I have a food product line coming out in late spring that I am so, so excited about! I also hope for more cookbooks because I just love the whole process, and maybe a little TV show one day — who knows! Overall, I hope to continue doing what I do and provide delicious, fun and healthy recipes for others. Anything I can do to keep doing that is all I hope for!

Salmon al Pastor

Makes 4 Servings

2 garlic cloves, peeled
¾ cup small-diced fresh pineapple
1 teaspoon distilled white vinegar
2 teaspoons ancho chile powder or chipotle chile powder
1 teaspoon chili powder
¼ teaspoon ground cumin
¼ teaspoon dried oregano
¼ teaspoon ground cinnamon
2 tablespoons freshly squeezed lime juice (about 1 lime)
2 tablespoons freshly squeezed orange juice (about ½ orange)
¼ cup low-sodium chicken broth
¾ teaspoon kosher salt
2 tablespoons avocado oil
4 center-cut salmon fillets (6 to 8 ounces each)
¼ teaspoon freshly ground black pepper
Quick-Pickled Red Onions (page 248, “The Comfortable Kitchen”)
¼ cup roughly chopped fresh cilantro leaves, optional for serving
1 tablespoon thinly sliced serrano pepper, optional for serving

Pairing Suggestions
Herby Rice Pilaf (page 200, “The Comfortable Kitchen”), Mezcal Mule (page 234, “The Comfortable Kitchen”)

In a food processor or blender, combine the garlic, ¼ cup of the diced pineapple, the vinegar, ancho powder, chili powder, cumin, oregano, cinnamon, lime juice, orange juice, broth, and ¼ teaspoon of the salt.

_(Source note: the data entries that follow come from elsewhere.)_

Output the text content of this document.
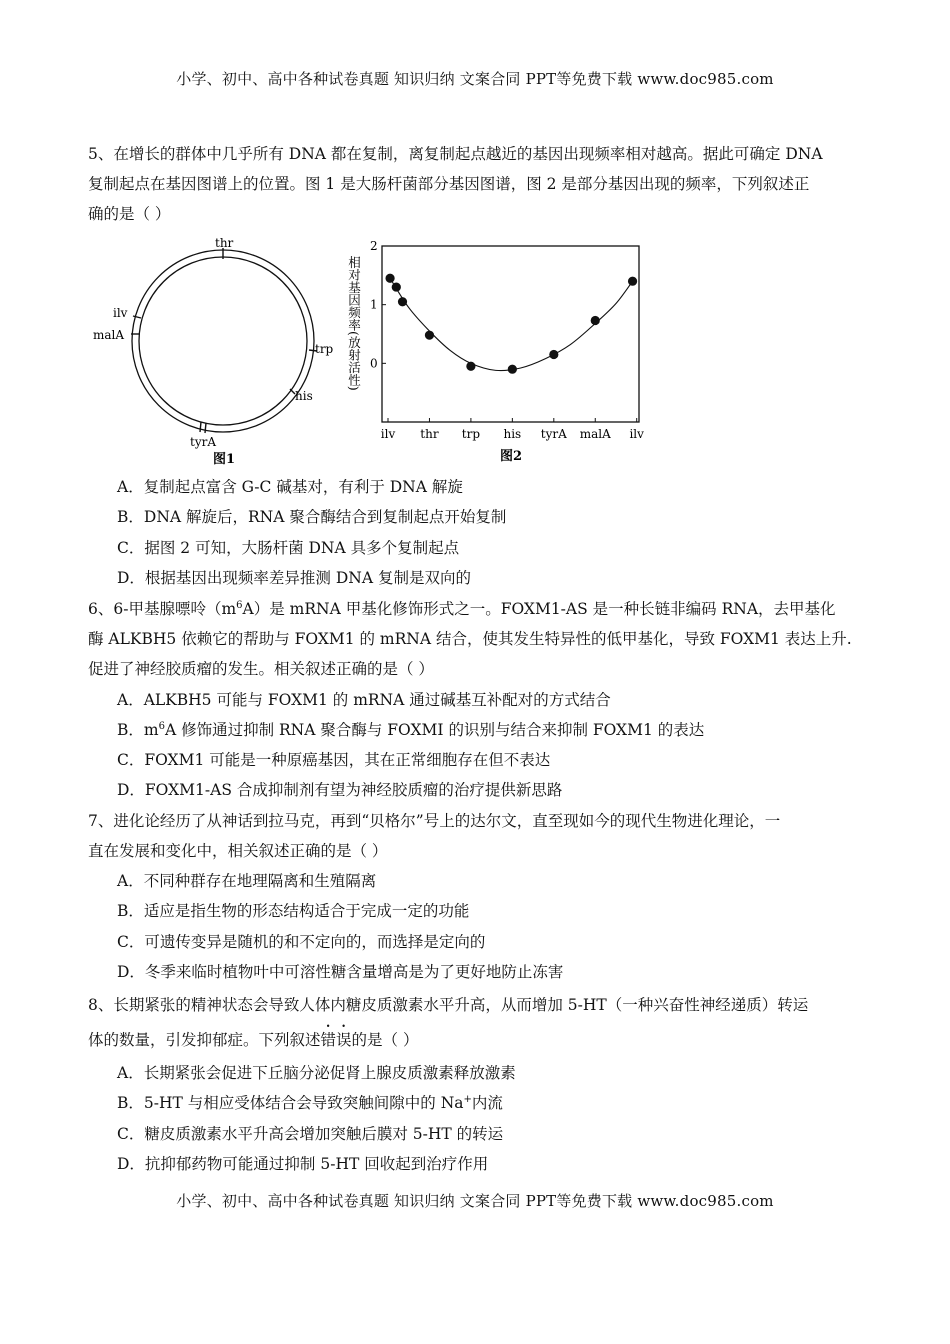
小学、初中、高中各种试卷真题 知识归纳 文案合同 PPT等免费下载 www.doc985.com
5、在增长的群体中几乎所有 DNA 都在复制，离复制起点越近的基因出现频率相对越高。据此可确定 DNA
复制起点在基因图谱上的位置。图 1 是大肠杆菌部分基因图谱，图 2 是部分基因出现的频率，下列叙述正
确的是（ ）
thr
ilv
malA
trp
his
tyrA
图1
2
1
0
ilv thr trp his tyrA malA ilv
相对基因频率(放射活性)
图2
A．复制起点富含 G-C 碱基对，有利于 DNA 解旋
B．DNA 解旋后，RNA 聚合酶结合到复制起点开始复制
C．据图 2 可知，大肠杆菌 DNA 具多个复制起点
D．根据基因出现频率差异推测 DNA 复制是双向的
6、6-甲基腺嘌呤$(m^6A)$是 mRNA 甲基化修饰形式之一。FOXM1-AS 是一种长链非编码 RNA，去甲基化
酶 ALKBH5 依赖它的帮助与 FOXM1 的 mRNA 结合，使其发生特异性的低甲基化，导致 FOXM1 表达上升.
促进了神经胶质瘤的发生。相关叙述正确的是（ ）
A．ALKBH5 可能与 FOXM1 的 mRNA 通过碱基互补配对的方式结合
B．$m^6A$ 修饰通过抑制 RNA 聚合酶与 FOXMI 的识别与结合来抑制 FOXM1 的表达
C．FOXM1 可能是一种原癌基因，其在正常细胞存在但不表达
D．FOXM1-AS 合成抑制剂有望为神经胶质瘤的治疗提供新思路
7、进化论经历了从神话到拉马克，再到“贝格尔”号上的达尔文，直至现如今的现代生物进化理论，一
直在发展和变化中，相关叙述正确的是（ ）
A．不同种群存在地理隔离和生殖隔离
B．适应是指生物的形态结构适合于完成一定的功能
C．可遗传变异是随机的和不定向的，而选择是定向的
D．冬季来临时植物叶中可溶性糖含量增高是为了更好地防止冻害
8、长期紧张的精神状态会导致人体内糖皮质激素水平升高，从而增加 5-HT（一种兴奋性神经递质）转运
体的数量，引发抑郁症。下列叙述错误的是（ ）
A．长期紧张会促进下丘脑分泌促肾上腺皮质激素释放激素
B．5-HT 与相应受体结合会导致突触间隙中的 Na+内流
C．糖皮质激素水平升高会增加突触后膜对 5-HT 的转运
D．抗抑郁药物可能通过抑制 5-HT 回收起到治疗作用
小学、初中、高中各种试卷真题 知识归纳 文案合同 PPT等免费下载 www.doc985.com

Blend the pastor sauce until smooth.

In a nonstick skillet, heat the avocado oil over medium-high heat. Season the salmon with the remaining ½ teaspoon salt and the pepper. Place the salmon in the hot skillet and cook until golden brown on each side, about 2 minutes per side. Reduce the heat to medium and pour the pastor sauce around the salmon in the skillet, along with the remaining ½ cup diced pineapple.

Continue to cook the salmon, uncovered and simmering, until just cooked through, 3 to 4 minutes.

Transfer the salmon to a large serving platter and pour the sauce over the fillets. Top with the pickled red onions. If desired, garnish with cilantro and a few slices of serrano pepper if you’re feeling extra spicy!